Joia da coroa: outrora uma admirada estatal com produção de 3,5 milhões de barris por dia, a PDVSA agora bombeia apenas 700 mil barris, um recorde de baixa (Juan Barreto/AFP)
Ligia Tuon
Publicado em 28 de janeiro de 2020 às 11h38.
Última atualização em 28 de janeiro de 2020 às 11h44.
Diante do colapso econômico e duras sanções, o governo socialista do presidente da Venezuela, Nicolás Maduro, propôs oferecer participações majoritárias e o controle de sua indústria de petróleo a grandes corporações internacionais, uma medida que acabaria com décadas de monopólio estatal.
Representantes de Maduro conversaram com a russa Rosneft, com a espanhola Repsol e com a italiana Eni. A ideia é permitir que as empresas assumam instalações petrolíferas controladas pelo governo e reestruturem algumas dívidas da petroleira estatal Petróleos de Venezuela em troca dos ativos, de acordo com pessoas com conhecimento do assunto.
A proposta, que poderia oferecer um bálsamo para o frágil setor petrolífero do país, está em fase inicial e enfrenta grandes obstáculos. A legislação venezuelana teria que ser alterada, há divergências sobre como financiar as operações e as sanções dos Estados Unidos impedem qualquer empresa americana de negociar com o regime Maduro sem permissão. As sanções também desencorajaram empresas de fora dos EUA a investir na Venezuela.
Outrora uma admirada estatal com produção de 3,5 milhões de barris por dia, a PDVSA agora bombeia apenas 700 mil barris, um recorde de baixa, apesar de operar nas maiores reservas do mundo. A situação financeira da empresa está em frangalhos: as reservas em moeda forte do banco central caíram para o menor nível em três décadas, enquanto as reservas de caixa do governo totalizam menos de US$ 1 bilhão.
Para que o Tesouro dos EUA mude sua política, quase certamente exigiria a aprovação do líder da oposição, Juan Guaidó, que é apoiado por Washington e líder da Assembleia Nacional, onde as leis são aprovadas.
Embora Guaidó e a oposição apoiem o aumento da participação e investimento estrangeiros na Venezuela, não querem fazer nada que ajude Maduro a sobreviver. A oposição pressiona para que Maduro renuncie e permita novas eleições presidenciais.
A PDVSA pede novos investimentos às empresas. Se a proposta for aprovada, as companhias querem receber pelo fluxo operacional, disseram duas pessoas. As negociações levantaram a possibilidade de transformar algumas das dívidas da PDVSA em capital para as empresas, disseram as pessoas.
PDVSA e Rosneft não responderam a um pedido de comentário. A Repsol não quis comentar, assim como Eni e o Tesouro dos EUA.

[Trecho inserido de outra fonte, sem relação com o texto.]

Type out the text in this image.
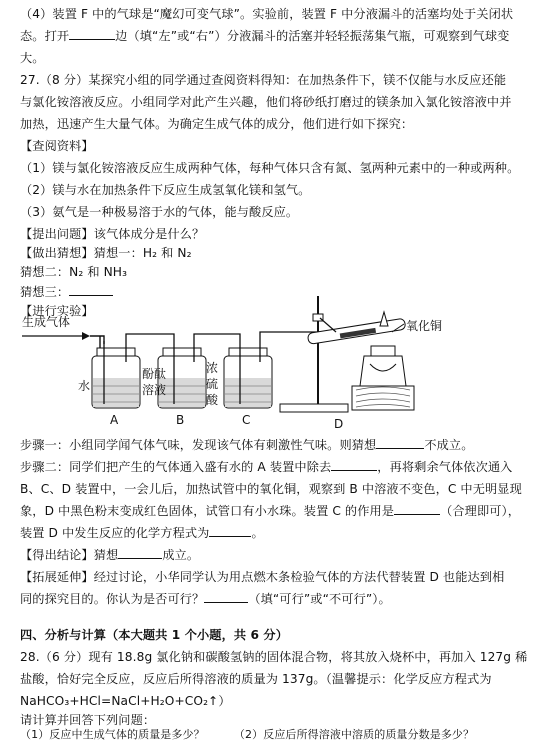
（4）装置 F 中的气球是“魔幻可变气球”。实验前，装置 F 中分液漏斗的活塞均处于关闭状
态。打开	边（填“左”或“右”）分液漏斗的活塞并轻轻振荡集气瓶，可观察到气球变
大。
27.（8 分）某探究小组的同学通过查阅资料得知：在加热条件下，镁不仅能与水反应还能
与氯化铵溶液反应。小组同学对此产生兴趣，他们将砂纸打磨过的镁条加入氯化铵溶液中并
加热，迅速产生大量气体。为确定生成气体的成分，他们进行如下探究：
【查阅资料】
（1）镁与氯化铵溶液反应生成两种气体，每种气体只含有氮、氢两种元素中的一种或两种。
（2）镁与水在加热条件下反应生成氢氧化镁和氢气。
（3）氨气是一种极易溶于水的气体，能与酸反应。
【提出问题】该气体成分是什么？
【做出猜想】猜想一：H₂ 和 N₂
猜想二：N₂ 和 NH₃
猜想三：
【进行实验】
生成气体
水
A
酚酞
溶液
B
浓
硫
酸
C
氧化铜
D
步骤一：小组同学闻气体气味，发现该气体有刺激性气味。则猜想	不成立。
步骤二：同学们把产生的气体通入盛有水的 A 装置中除去	，再将剩余气体依次通入
B、C、D 装置中，一会儿后，加热试管中的氧化铜，观察到 B 中溶液不变色，C 中无明显现
象，D 中黑色粉末变成红色固体，试管口有小水珠。装置 C 的作用是	（合理即可），
装置 D 中发生反应的化学方程式为	。
【得出结论】猜想	成立。
【拓展延伸】经过讨论，小华同学认为用点燃木条检验气体的方法代替装置 D 也能达到相
同的探究目的。你认为是否可行？	（填“可行”或“不可行”）。
四、分析与计算（本大题共 1 个小题，共 6 分）
28.（6 分）现有 18.8g 氯化钠和碳酸氢钠的固体混合物，将其放入烧杯中，再加入 127g 稀
盐酸，恰好完全反应，反应后所得溶液的质量为 137g。（温馨提示：化学反应方程式为
NaHCO₃+HCl=NaCl+H₂O+CO₂↑）
请计算并回答下列问题：
（1）反应中生成气体的质量是多少？	（2）反应后所得溶液中溶质的质量分数是多少？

Várias prestadoras de serviços dos EUA, como a Chevron, possuem licenças temporárias para operar na Venezuela. Não está claro o que aconteceria com essas licenças se o governo Maduro fosse em frente com a proposta.
O petróleo tem sido a joia da coroa da Venezuela, um recurso tão precioso que restrições severas ao controle e investimento estrangeiro são estabelecidas na Constituição.

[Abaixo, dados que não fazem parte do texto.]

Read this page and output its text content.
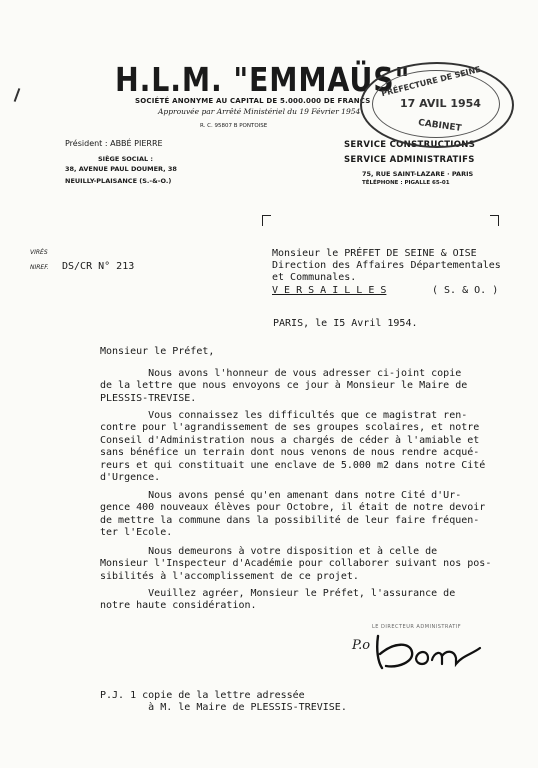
H.L.M. "EMMAÜS"
SOCIÉTÉ ANONYME AU CAPITAL DE 5.000.000 DE FRANCS
Approuvée par Arrêté Ministériel du 19 Février 1954
R. C. 95807 B PONTOISE
Président : ABBÉ PIERRE
SIÈGE SOCIAL :
38, AVENUE PAUL DOUMER, 38
NEUILLY-PLAISANCE (S.-&-O.)
SERVICE CONSTRUCTIONS
SERVICE ADMINISTRATIFS
75, RUE SAINT-LAZARE · PARIS
TÉLÉPHONE : PIGALLE 65-01
PRÉFECTURE DE SEINE
17 AVIL 1954
CABINET
VIRÉS
NIREF. DS/CR N° 213
Monsieur le PRÉFET DE SEINE & OISE
Direction des Affaires Départementales
et Communales.
V E R S A I L L E S	( S. & O. )
PARIS, le I5 Avril 1954.
Monsieur le Préfet,
Nous avons l'honneur de vous adresser ci-joint copie
de la lettre que nous envoyons ce jour à Monsieur le Maire de
PLESSIS-TREVISE.
Vous connaissez les difficultés que ce magistrat ren-
contre pour l'agrandissement de ses groupes scolaires, et notre
Conseil d'Administration nous a chargés de céder à l'amiable et
sans bénéfice un terrain dont nous venons de nous rendre acqué-
reurs et qui constituait une enclave de 5.000 m2 dans notre Cité
d'Urgence.
Nous avons pensé qu'en amenant dans notre Cité d'Ur-
gence 400 nouveaux élèves pour Octobre, il était de notre devoir
de mettre la commune dans la possibilité de leur faire fréquen-
ter l'Ecole.
Nous demeurons à votre disposition et à celle de
Monsieur l'Inspecteur d'Académie pour collaborer suivant nos pos-
sibilités à l'accomplissement de ce projet.
Veuillez agréer, Monsieur le Préfet, l'assurance de
notre haute considération.
LE DIRECTEUR ADMINISTRATIF
P.o
P.J. 1 copie de la lettre adressée
à M. le Maire de PLESSIS-TREVISE.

Mas a crise do país, resultado de má gestão, queda dos preços do petróleo, corrupção e pressão estrangeira, levou Maduro a abrir mão de muitos princípios socialistas recentemente.
Discretamente, o presidente da Venezuela eliminou controles sobre o câmbio e importações, permitindo o crescimento de uma economia de mercado dolarizada e limitada. Em outra medida, também iniciou conversas confidenciais com credores de cerca de US$ 60 bilhões em títulos, alguns deles dos EUA, oferecendo atrelar as dívidas a uma empresa de perfuração estrangeira que receberia os direitos dos campos de petróleo como meio de recuperar a dívida, segundo pessoas a par do assunto.
(Com a colaboração de Rodrigo Orihuela, Olga Tanas e Alex Vasquez).